Por eso debemos recuperar el lugar central de la Biblia en nuestros púlpitos. Un fuerte discipulado de los creyentes, será vital para la resistencia. El desarrollo de un pensamiento bíblico, frente a los grandes temas de la vida, será indispensable. En esto también se requiere del liderazgo, una limpieza de la “tradición de los ancianos”, porque también es cierto que algunas de nuestras premisas evangélicas son el resultado de maneras de pensar más ligadas a elementos culturales norteamericanos-ingleses de otras épocas, que al texto bíblico. Una seria reflexión bíblico-teológica de los grandes temas de la vida, resulta esencial.

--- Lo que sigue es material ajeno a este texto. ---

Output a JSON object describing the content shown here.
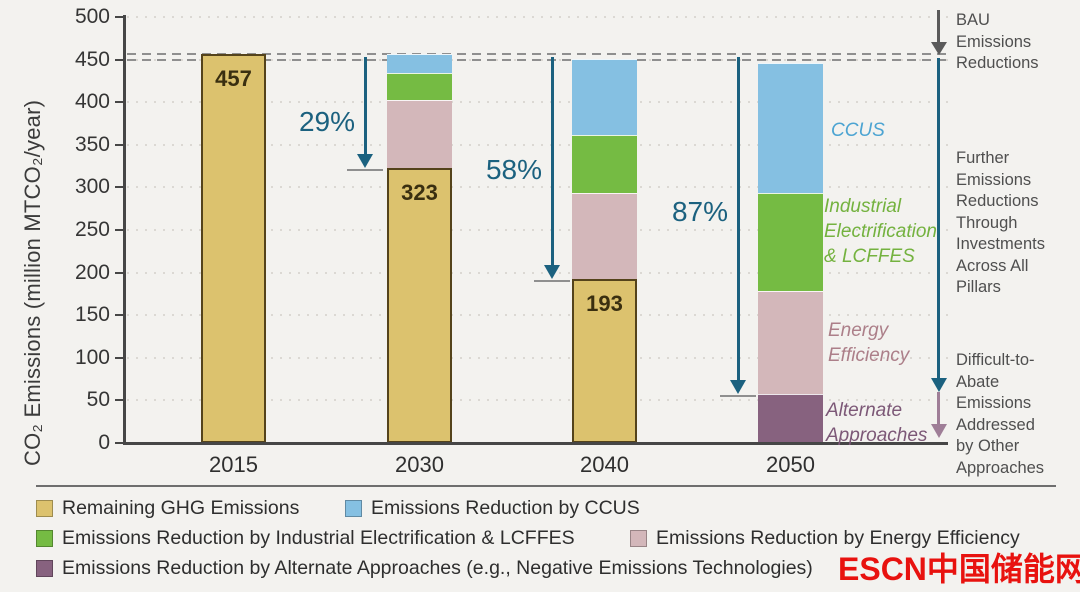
{
  "chart_data": {
    "type": "bar",
    "subtype": "stacked-bar",
    "title": "",
    "ylabel": "CO₂ Emissions (million MTCO₂/year)",
    "xlabel": "",
    "ylim": [
      0,
      500
    ],
    "ytick_step": 50,
    "grid": "dotted-horizontal",
    "categories": [
      "2015",
      "2030",
      "2040",
      "2050"
    ],
    "series": [
      {
        "key": "remaining",
        "name": "Remaining GHG Emissions",
        "color": "#DCC26E",
        "values": [
          457,
          323,
          193,
          0
        ]
      },
      {
        "key": "alternate",
        "name": "Emissions Reduction by Alternate Approaches",
        "color": "#87627F",
        "values": [
          0,
          0,
          0,
          57
        ]
      },
      {
        "key": "energy_efficiency",
        "name": "Emissions Reduction by Energy Efficiency",
        "color": "#D3B7BA",
        "values": [
          0,
          80,
          100,
          121
        ]
      },
      {
        "key": "industrial_electrification",
        "name": "Emissions Reduction by Industrial Electrification & LCFFES",
        "color": "#75BB43",
        "values": [
          0,
          31,
          69,
          115
        ]
      },
      {
        "key": "ccus",
        "name": "Emissions Reduction by CCUS",
        "color": "#85C0E2",
        "values": [
          0,
          23,
          89,
          153
        ]
      }
    ],
    "bar_value_labels": [
      "457",
      "323",
      "193",
      ""
    ],
    "bau_dashed_levels": [
      457,
      450
    ],
    "dashed_line_color": "#8F8F8F",
    "reduction_arrows": [
      {
        "category": "2030",
        "label": "29%",
        "from": 457,
        "to": 323
      },
      {
        "category": "2040",
        "label": "58%",
        "from": 457,
        "to": 193
      },
      {
        "category": "2050",
        "label": "87%",
        "from": 457,
        "to": 58
      }
    ],
    "arrow_color": "#1B617F"
  },
  "segment_labels": {
    "ccus": {
      "text": "CCUS",
      "color": "#4CA4D2"
    },
    "industrial": {
      "text": "Industrial\nElectrification\n& LCFFES",
      "color": "#74B23F"
    },
    "energy": {
      "text": "Energy\nEfficiency",
      "color": "#AC7F89"
    },
    "alternate": {
      "text": "Alternate\nApproaches",
      "color": "#7C5877"
    }
  },
  "annotations": {
    "bau": {
      "text": "BAU\nEmissions\nReductions",
      "arrow_color": "#5A5A5A"
    },
    "further": {
      "text": "Further\nEmissions\nReductions\nThrough\nInvestments\nAcross All\nPillars",
      "arrow_color": "#1B617F"
    },
    "difficult": {
      "text": "Difficult-to-\nAbate\nEmissions\nAddressed\nby Other\nApproaches",
      "arrow_color": "#9F7E97"
    }
  },
  "legend": {
    "items": [
      {
        "label": "Remaining GHG Emissions",
        "color": "#DCC26E"
      },
      {
        "label": "Emissions Reduction by CCUS",
        "color": "#85C0E2"
      },
      {
        "label": "Emissions Reduction by Industrial Electrification & LCFFES",
        "color": "#75BB43"
      },
      {
        "label": "Emissions Reduction by Energy Efficiency",
        "color": "#D3B7BA"
      },
      {
        "label": "Emissions Reduction by Alternate Approaches (e.g., Negative Emissions Technologies)",
        "color": "#87627F"
      }
    ]
  },
  "watermark": {
    "text": "ESCN中国储能网",
    "color": "#E8120F"
  }
}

No podemos levantar una resistencia espiritual desde una posición sectaria y totalitaria. La respuesta a un proyecto totalitario y excluyente no puede ser otro proyecto excluyente y cerrado. Más que nunca necesitamos de una fe que exprese la apertura fundamental al otro. Entender cuál es nuestro verdadero enemigo. Nuestro enemigo no es la Iglesia Católica. Nuestro enemigo no es Sor Juana, la monjita que limpia los cuerpos enfermos en los hospitales. Sino que el enemigo es el anticristo, el proyecto de descristianización secularista y de panteísmo anticristiano, las dos formas principales a través de las cuales el diablo quiere imponer y mantener su principado sobre el mundo.

Se requiere también un nuevo llamado a la conversión. No hay higuera más seca que la de un “evangelio” que anima a la gente a acercarse a la verdad, pero que luego por falta de radicalidad, deja a la gente sin fruto, sin respuestas de fondo a sus problemáticas verdaderas. Donde sólo se les ha prometido bendiciones, y no se las ha confrontado con una conversión verdadera, con cambios. Un evangelio de bienestar emocional, pero sin transformación de vidas.

¡Pero Dios está levantando su remanente fiel! ¡Y vos sos parte de ese remanente fiel! Por eso querido hermano, querida hermana, te llamo a la resistencia. Resistí a ser un esclavo del sistema. Resistí a ser un burro que camina detrás de la zanahoria que el sistema te pone por delante. Resistí a entregarle la definición de tu identidad y de tu sentido de plenitud, y de tu propósito en la vida, al poder del mercado, que te pone la pared del logro cada vez más alta, y que te dice que “si lográs, serás”. Cuando vos ya sos en Cristo. Tu vida, en este 2012, estará llena de logros, pero no para que seas, sino porque vos ya sos, ya estás completo en Cristo.

Resistí a una espiritualidad de higuera seca, con sus sacerdotes mercaderes que se quieren instalar en el templo del Señor, para vendernos una espiritualidad sin cruz, sin obedicencia radical a Dios, sin entrega, sin compromiso amoroso y servicial con el otro.

Quiero decirte que vos sos parte del Remanente fiel. Y por ende quiero llamarte a una resistencia activa, subversiva al poder de Satanás, del Anticristo, de Mamón. No temas por la diferencia de poderío humano. Los macabeos fueron un padre y sus 5 hijos que no toleraron que Antíoco Epífanes sometiera a todo el pueblo de Dios a la violación del pacto con su Dios. Un padre y 5 hijos, nada más. Menos todavía, porque al año, el padre murió y sólo quedaron los 5 hijos. No es un problema de poderío humano es una cuestión de conciencia. El anticristo no podrá contra vos, mientras vos seas consciente de sus trampas, y estés firme en Dios. La palabra macabeo, además de ser el apellido familiar, significa martillo. Como te dije en la palabra profética del 1 de enero del año 2010, tenemos que ser martillos que golpean los cuernos engañosos del enemigo.

Hermano, hermana: ¡Resistí! Vos no sos un violador del pacto. Tu alianza no es con los poderes de este mundo, tu alianza es con el Todopoderoso, el Rey del Cielo y de la Tierra, que tiene la última palabra, y que aplastará en breve debajo de tus pies al enemigo.

 

Publicado originalmente en: Sitio web de la Iglesia del Centro.